In early 2023, I led the training and coordination of five local researchers in their collection of this ethnographic survey data. We successfully collected data from 227/228 households in the greater Levuka area, and from 560/567 of all adults aged 18-65 living at the sites. In early 2024, I returned to Levuka and the research team (with two new members) successfully completed the Year 2 data collection for the cohort, with the cohort size growing to 571.

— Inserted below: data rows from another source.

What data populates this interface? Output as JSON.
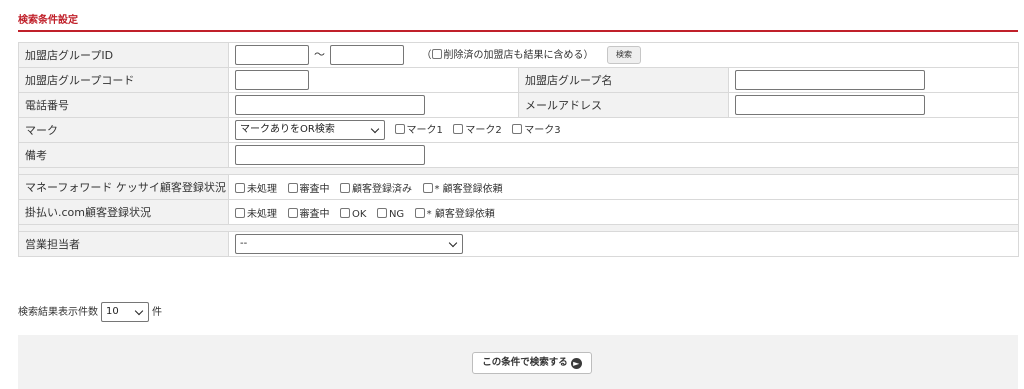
{
  "section_title": "検索条件設定",
  "rows": {
    "group_id": {
      "label": "加盟店グループID",
      "tilde": "～",
      "include_deleted": "削除済の加盟店も結果に含める",
      "paren_open": "（",
      "paren_close": "）",
      "search_button": "検索"
    },
    "group_code": {
      "label": "加盟店グループコード"
    },
    "group_name": {
      "label": "加盟店グループ名"
    },
    "phone": {
      "label": "電話番号"
    },
    "email": {
      "label": "メールアドレス"
    },
    "mark": {
      "label": "マーク",
      "select_value": "マークありをOR検索",
      "options": [
        "マーク1",
        "マーク2",
        "マーク3"
      ]
    },
    "remarks": {
      "label": "備考"
    },
    "mf_status": {
      "label": "マネーフォワード ケッサイ顧客登録状況",
      "options": [
        "未処理",
        "審査中",
        "顧客登録済み",
        "* 顧客登録依頼"
      ]
    },
    "kakebarai_status": {
      "label": "掛払い.com顧客登録状況",
      "options": [
        "未処理",
        "審査中",
        "OK",
        "NG",
        "* 顧客登録依頼"
      ]
    },
    "sales_rep": {
      "label": "営業担当者",
      "select_value": "--"
    }
  },
  "result_count": {
    "label": "検索結果表示件数",
    "value": "10",
    "unit": "件"
  },
  "submit_button": {
    "label": "この条件で検索する"
  }
}
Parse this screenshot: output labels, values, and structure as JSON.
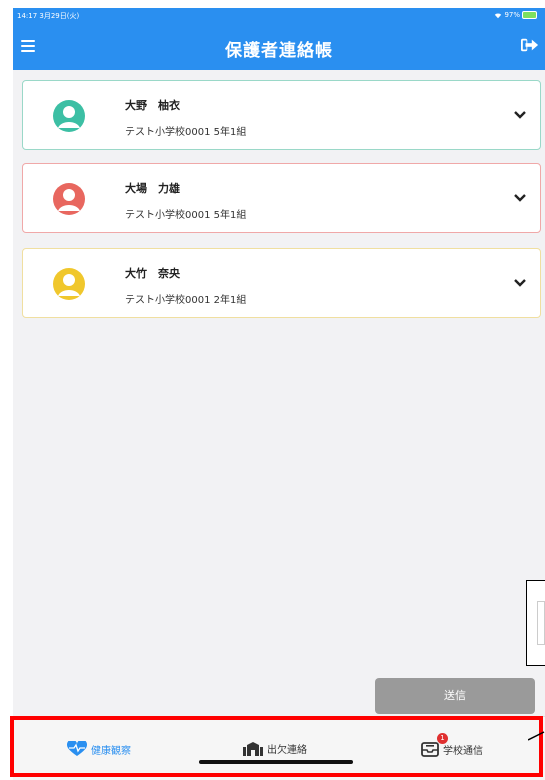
{
  "status_bar": {
    "time": "14:17  3月29日(火)",
    "battery": "97%"
  },
  "header": {
    "title": "保護者連絡帳"
  },
  "children": [
    {
      "name": "大野　柚衣",
      "school": "テスト小学校0001 5年1組",
      "color": "#3cbfa4",
      "border": "#9ad8c8"
    },
    {
      "name": "大場　力雄",
      "school": "テスト小学校0001 5年1組",
      "color": "#e8675f",
      "border": "#f0a8a8"
    },
    {
      "name": "大竹　奈央",
      "school": "テスト小学校0001 2年1組",
      "color": "#f0c72c",
      "border": "#f0dfa0"
    }
  ],
  "send_button": "送信",
  "tabs": [
    {
      "label": "健康観察",
      "icon": "heart-pulse-icon"
    },
    {
      "label": "出欠連絡",
      "icon": "school-building-icon"
    },
    {
      "label": "学校通信",
      "icon": "mail-tray-icon",
      "badge": "1"
    }
  ],
  "colors": {
    "accent": "#2a8ff0",
    "highlight": "#ff0000"
  }
}
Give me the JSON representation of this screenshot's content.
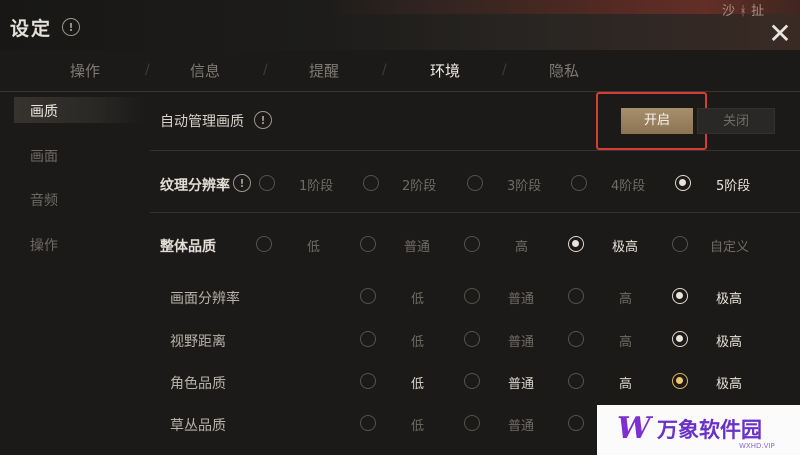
{
  "window": {
    "title": "设定",
    "info_symbol": "!",
    "close_symbol": "✕",
    "corner_text": "沙 ᚼ 扯"
  },
  "tabs": [
    {
      "label": "操作",
      "active": false
    },
    {
      "label": "信息",
      "active": false
    },
    {
      "label": "提醒",
      "active": false
    },
    {
      "label": "环境",
      "active": true
    },
    {
      "label": "隐私",
      "active": false
    }
  ],
  "tab_separator": "/",
  "sidebar": [
    {
      "label": "画质",
      "active": true
    },
    {
      "label": "画面",
      "active": false
    },
    {
      "label": "音频",
      "active": false
    },
    {
      "label": "操作",
      "active": false
    }
  ],
  "auto_quality": {
    "label": "自动管理画质",
    "on_label": "开启",
    "off_label": "关闭",
    "state": "开启"
  },
  "texture": {
    "label": "纹理分辨率",
    "options": [
      "1阶段",
      "2阶段",
      "3阶段",
      "4阶段",
      "5阶段"
    ],
    "selected": "5阶段"
  },
  "overall": {
    "label": "整体品质",
    "options": [
      "低",
      "普通",
      "高",
      "极高",
      "自定义"
    ],
    "selected": "极高"
  },
  "sub_settings": [
    {
      "label": "画面分辨率",
      "options": [
        "低",
        "普通",
        "高",
        "极高"
      ],
      "selected": "极高"
    },
    {
      "label": "视野距离",
      "options": [
        "低",
        "普通",
        "高",
        "极高"
      ],
      "selected": "极高"
    },
    {
      "label": "角色品质",
      "options": [
        "低",
        "普通",
        "高",
        "极高"
      ],
      "selected": "极高"
    },
    {
      "label": "草丛品质",
      "options": [
        "低",
        "普通"
      ],
      "selected": ""
    }
  ],
  "watermark": {
    "logo": "W",
    "name": "万象软件园",
    "url": "WXHD.VIP"
  },
  "colors": {
    "accent": "#a78e6c",
    "highlight": "#d53c36",
    "selected_gold": "#f0c66a"
  }
}
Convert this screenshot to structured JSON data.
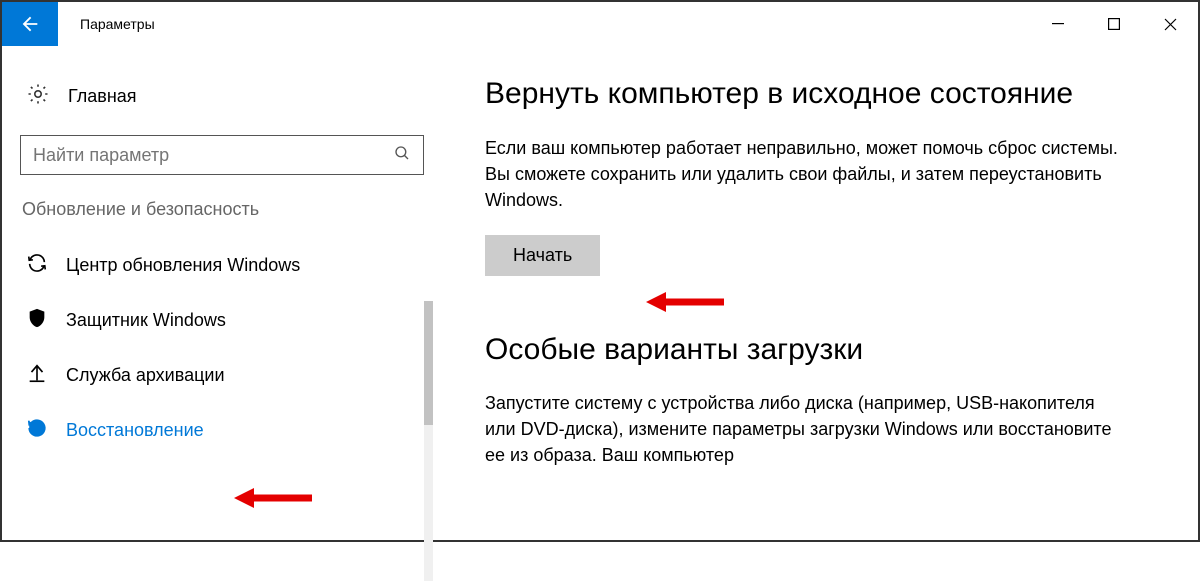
{
  "titlebar": {
    "title": "Параметры"
  },
  "sidebar": {
    "home": "Главная",
    "search_placeholder": "Найти параметр",
    "section": "Обновление и безопасность",
    "items": [
      {
        "label": "Центр обновления Windows"
      },
      {
        "label": "Защитник Windows"
      },
      {
        "label": "Служба архивации"
      },
      {
        "label": "Восстановление"
      }
    ]
  },
  "main": {
    "reset_title": "Вернуть компьютер в исходное состояние",
    "reset_desc": "Если ваш компьютер работает неправильно, может помочь сброс системы. Вы сможете сохранить или удалить свои файлы, и затем переустановить Windows.",
    "reset_button": "Начать",
    "advanced_title": "Особые варианты загрузки",
    "advanced_desc": "Запустите систему с устройства либо диска (например, USB-накопителя или DVD-диска), измените параметры загрузки Windows или восстановите ее из образа. Ваш компьютер"
  }
}
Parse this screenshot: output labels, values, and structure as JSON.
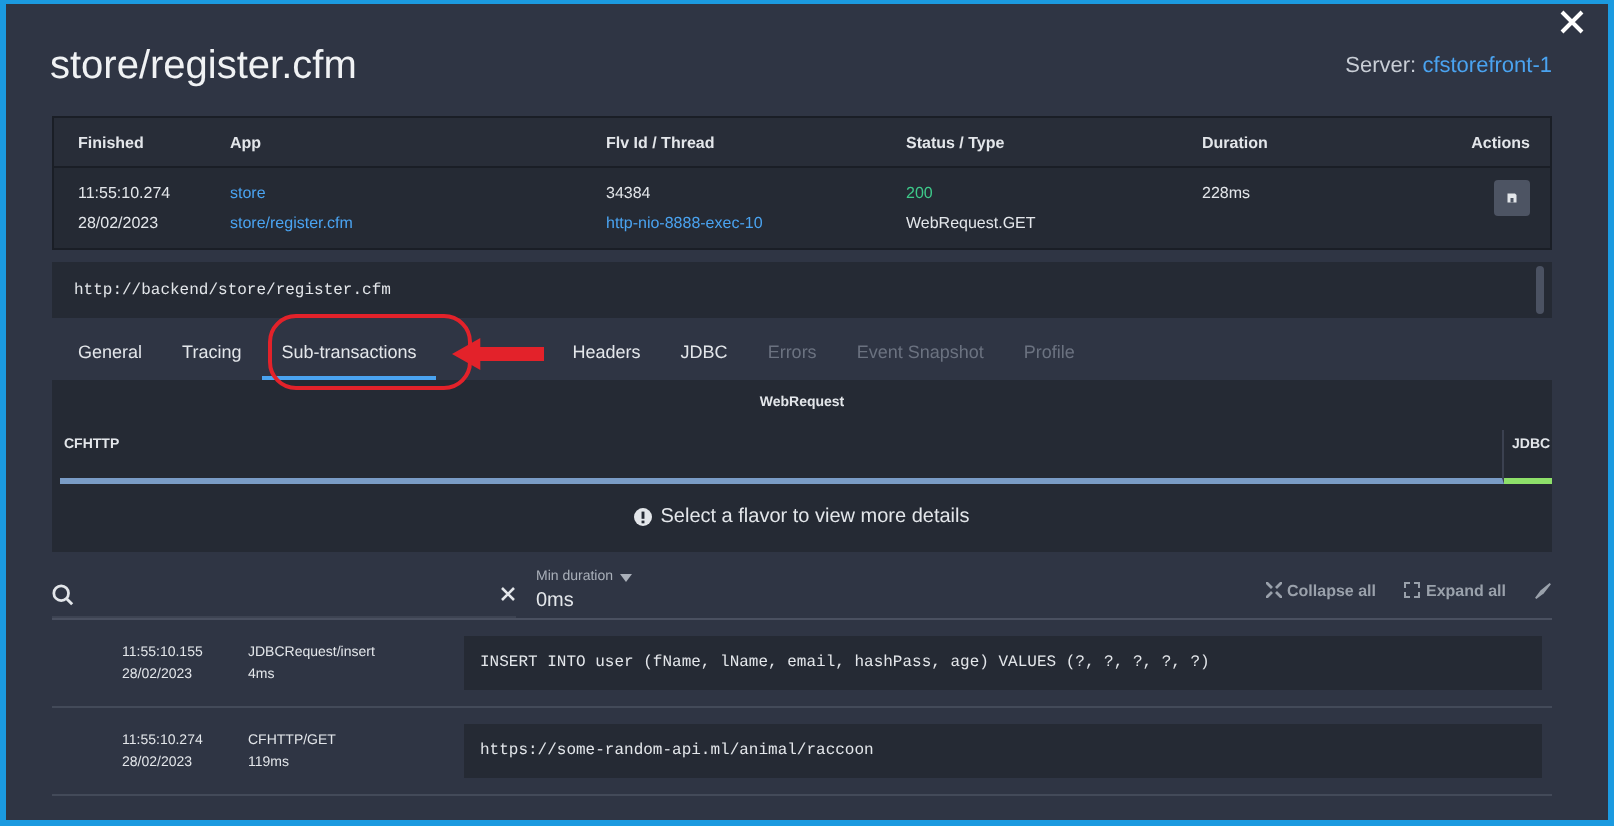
{
  "title": "store/register.cfm",
  "server": {
    "label": "Server:",
    "value": "cfstorefront-1"
  },
  "summary": {
    "columns": [
      "Finished",
      "App",
      "Flv Id / Thread",
      "Status / Type",
      "Duration",
      "Actions"
    ],
    "time": "11:55:10.274",
    "date": "28/02/2023",
    "app": "store",
    "app_path": "store/register.cfm",
    "flv_id": "34384",
    "thread": "http-nio-8888-exec-10",
    "status": "200",
    "type": "WebRequest.GET",
    "duration": "228ms"
  },
  "url": "http://backend/store/register.cfm",
  "tabs": [
    {
      "label": "General",
      "selected": false,
      "disabled": false
    },
    {
      "label": "Tracing",
      "selected": false,
      "disabled": false
    },
    {
      "label": "Sub-transactions",
      "selected": true,
      "disabled": false
    },
    {
      "label": "Headers",
      "selected": false,
      "disabled": false
    },
    {
      "label": "JDBC",
      "selected": false,
      "disabled": false
    },
    {
      "label": "Errors",
      "selected": false,
      "disabled": true
    },
    {
      "label": "Event Snapshot",
      "selected": false,
      "disabled": true
    },
    {
      "label": "Profile",
      "selected": false,
      "disabled": true
    }
  ],
  "flavors": {
    "title": "WebRequest",
    "segments": [
      {
        "label": "CFHTTP",
        "color": "#7a9cc6"
      },
      {
        "label": "JDBC",
        "color": "#8ee06a"
      }
    ],
    "hint": "Select a flavor to view more details"
  },
  "filter": {
    "min_label": "Min duration",
    "min_value": "0ms",
    "collapse": "Collapse all",
    "expand": "Expand all"
  },
  "rows": [
    {
      "time": "11:55:10.155",
      "date": "28/02/2023",
      "name": "JDBCRequest/insert",
      "duration": "4ms",
      "detail": "INSERT INTO user (fName, lName, email, hashPass, age) VALUES (?, ?, ?, ?, ?)"
    },
    {
      "time": "11:55:10.274",
      "date": "28/02/2023",
      "name": "CFHTTP/GET",
      "duration": "119ms",
      "detail": "https://some-random-api.ml/animal/raccoon"
    }
  ]
}
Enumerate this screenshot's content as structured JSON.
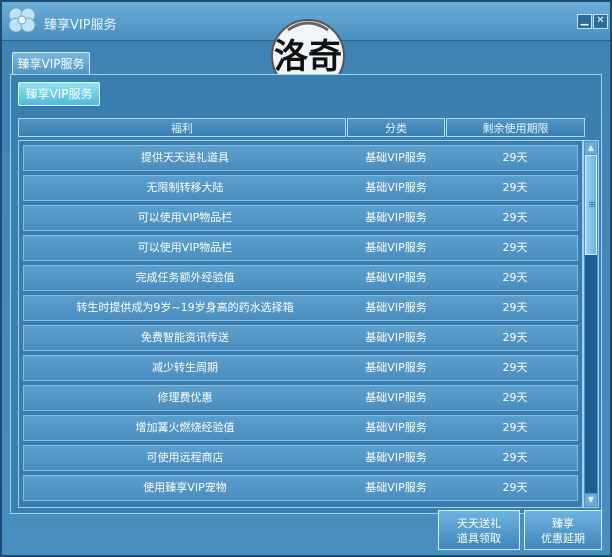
{
  "window": {
    "title": "臻享VIP服务"
  },
  "tabs": [
    {
      "label": "臻享VIP服务"
    }
  ],
  "subtab": {
    "label": "臻享VIP服务"
  },
  "emblem": {
    "text": "洛奇"
  },
  "table": {
    "headers": [
      "福利",
      "分类",
      "剩余使用期限"
    ],
    "rows": [
      {
        "benefit": "提供天天送礼道具",
        "category": "基础VIP服务",
        "period": "29天"
      },
      {
        "benefit": "无限制转移大陆",
        "category": "基础VIP服务",
        "period": "29天"
      },
      {
        "benefit": "可以使用VIP物品栏",
        "category": "基础VIP服务",
        "period": "29天"
      },
      {
        "benefit": "可以使用VIP物品栏",
        "category": "基础VIP服务",
        "period": "29天"
      },
      {
        "benefit": "完成任务额外经验值",
        "category": "基础VIP服务",
        "period": "29天"
      },
      {
        "benefit": "转生时提供成为9岁~19岁身高的药水选择箱",
        "category": "基础VIP服务",
        "period": "29天"
      },
      {
        "benefit": "免费智能资讯传送",
        "category": "基础VIP服务",
        "period": "29天"
      },
      {
        "benefit": "减少转生周期",
        "category": "基础VIP服务",
        "period": "29天"
      },
      {
        "benefit": "修理费优惠",
        "category": "基础VIP服务",
        "period": "29天"
      },
      {
        "benefit": "增加篝火燃烧经验值",
        "category": "基础VIP服务",
        "period": "29天"
      },
      {
        "benefit": "可使用远程商店",
        "category": "基础VIP服务",
        "period": "29天"
      },
      {
        "benefit": "使用臻享VIP宠物",
        "category": "基础VIP服务",
        "period": "29天"
      }
    ]
  },
  "buttons": {
    "daily_gift": [
      "天天送礼",
      "道具领取"
    ],
    "extend": [
      "臻享",
      "优惠延期"
    ]
  },
  "icons": {
    "close": "close-icon",
    "minimize": "minimize-icon",
    "logo": "clover-logo-icon"
  }
}
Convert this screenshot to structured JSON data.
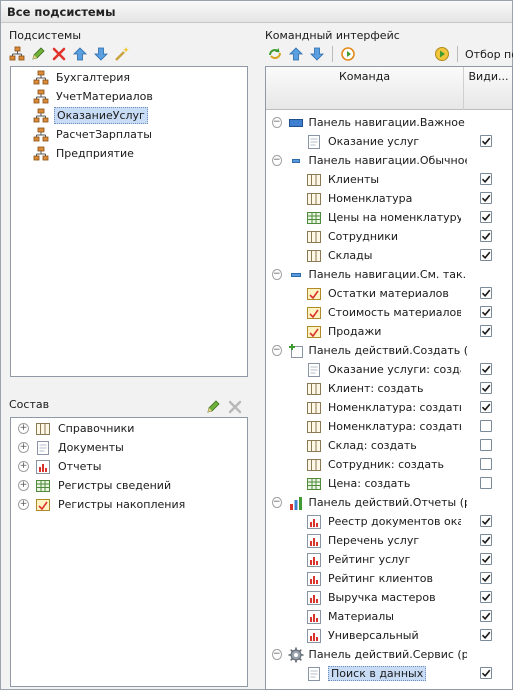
{
  "window": {
    "title": "Все подсистемы"
  },
  "subsystems": {
    "label": "Подсистемы",
    "items": [
      {
        "label": "Бухгалтерия",
        "selected": false
      },
      {
        "label": "УчетМатериалов",
        "selected": false
      },
      {
        "label": "ОказаниеУслуг",
        "selected": true
      },
      {
        "label": "РасчетЗарплаты",
        "selected": false
      },
      {
        "label": "Предприятие",
        "selected": false
      }
    ]
  },
  "composition": {
    "label": "Состав",
    "items": [
      {
        "label": "Справочники",
        "icon": "catalog-icon"
      },
      {
        "label": "Документы",
        "icon": "document-icon"
      },
      {
        "label": "Отчеты",
        "icon": "report-icon"
      },
      {
        "label": "Регистры сведений",
        "icon": "info-register-icon"
      },
      {
        "label": "Регистры накопления",
        "icon": "accumulation-register-icon"
      }
    ]
  },
  "command_interface": {
    "label": "Командный интерфейс",
    "filter_label": "Отбор по р",
    "columns": {
      "command": "Команда",
      "visible": "Види..."
    },
    "groups": [
      {
        "label": "Панель навигации.Важное (...",
        "icon": "nav-important-icon",
        "rows": [
          {
            "label": "Оказание услуг",
            "icon": "document-icon",
            "checked": true
          }
        ]
      },
      {
        "label": "Панель навигации.Обычное...",
        "icon": "nav-normal-icon",
        "rows": [
          {
            "label": "Клиенты",
            "icon": "catalog-icon",
            "checked": true
          },
          {
            "label": "Номенклатура",
            "icon": "catalog-icon",
            "checked": true
          },
          {
            "label": "Цены на номенклатуру",
            "icon": "info-register-icon",
            "checked": true
          },
          {
            "label": "Сотрудники",
            "icon": "catalog-icon",
            "checked": true
          },
          {
            "label": "Склады",
            "icon": "catalog-icon",
            "checked": true
          }
        ]
      },
      {
        "label": "Панель навигации.См. так...",
        "icon": "nav-see-also-icon",
        "rows": [
          {
            "label": "Остатки материалов",
            "icon": "accumulation-register-icon",
            "checked": true
          },
          {
            "label": "Стоимость материалов",
            "icon": "accumulation-register-icon",
            "checked": true
          },
          {
            "label": "Продажи",
            "icon": "accumulation-register-icon",
            "checked": true
          }
        ]
      },
      {
        "label": "Панель действий.Создать (...",
        "icon": "create-icon",
        "rows": [
          {
            "label": "Оказание услуги: созда...",
            "icon": "document-icon",
            "checked": true
          },
          {
            "label": "Клиент: создать",
            "icon": "catalog-icon",
            "checked": true
          },
          {
            "label": "Номенклатура: создать",
            "icon": "catalog-icon",
            "checked": true
          },
          {
            "label": "Номенклатура: создать...",
            "icon": "catalog-icon",
            "checked": false
          },
          {
            "label": "Склад: создать",
            "icon": "catalog-icon",
            "checked": false
          },
          {
            "label": "Сотрудник: создать",
            "icon": "catalog-icon",
            "checked": false
          },
          {
            "label": "Цена: создать",
            "icon": "info-register-icon",
            "checked": false
          }
        ]
      },
      {
        "label": "Панель действий.Отчеты (р...",
        "icon": "reports-panel-icon",
        "rows": [
          {
            "label": "Реестр документов ока...",
            "icon": "report-icon",
            "checked": true
          },
          {
            "label": "Перечень услуг",
            "icon": "report-icon",
            "checked": true
          },
          {
            "label": "Рейтинг услуг",
            "icon": "report-icon",
            "checked": true
          },
          {
            "label": "Рейтинг клиентов",
            "icon": "report-icon",
            "checked": true
          },
          {
            "label": "Выручка мастеров",
            "icon": "report-icon",
            "checked": true
          },
          {
            "label": "Материалы",
            "icon": "report-icon",
            "checked": true
          },
          {
            "label": "Универсальный",
            "icon": "report-icon",
            "checked": true
          }
        ]
      },
      {
        "label": "Панель действий.Сервис (р...",
        "icon": "service-gear-icon",
        "rows": [
          {
            "label": "Поиск в данных",
            "icon": "document-icon",
            "checked": true,
            "selected": true
          }
        ]
      }
    ]
  },
  "colors": {
    "selection": "#c9dcf5",
    "border": "#8f9aa6",
    "check": "#1a1a1a"
  }
}
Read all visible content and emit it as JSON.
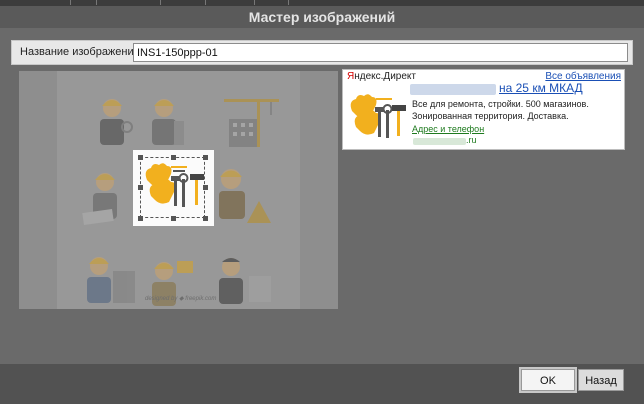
{
  "dialog": {
    "title": "Мастер изображений"
  },
  "name_field": {
    "label": "Название изображения",
    "value": "INS1-150ppp-01"
  },
  "preview": {
    "watermark": "designed by ◆ freepik.com"
  },
  "ad": {
    "brand_prefix": "Я",
    "brand_rest": "ндекс.Директ",
    "all_ads_link": "Все объявления",
    "headline": "на 25 км МКАД",
    "description": "Все для ремонта, стройки. 500 магазинов. Зонированная территория. Доставка.",
    "address_link": "Адрес и телефон",
    "domain_suffix": ".ru"
  },
  "buttons": {
    "ok": "OK",
    "back": "Назад"
  },
  "colors": {
    "link_blue": "#1a4fb5",
    "link_green": "#1e7a1e",
    "helmet_yellow": "#f2b01e"
  }
}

Analysis of the data is on-going, but presentations have been made locally, including at a research seminar for the School of Law and Social Sciences at the University of the South Pacific in late 2023. Moreover, early results are showing important and sometimes surprising correlations. For example, a strong correlation between tobacco and alcohol avoidance and prayer frequency holds across all denominations – yet a similar correlation does not hold true across all denominations when looking at church attendance. We see also marked differences in how personal income more prominently affects self-perceived social status for women than it does for men. We have also seen how levels of happiness and life satisfaction grow with age (which – at least until recently – has been the opposite for Western societies). Crucially, we have also seen how historical and cultural differences between the two villages and the two informal settlements – such as levels of patri-localism and chiefly status – translates into different economic and religious behavioural trends.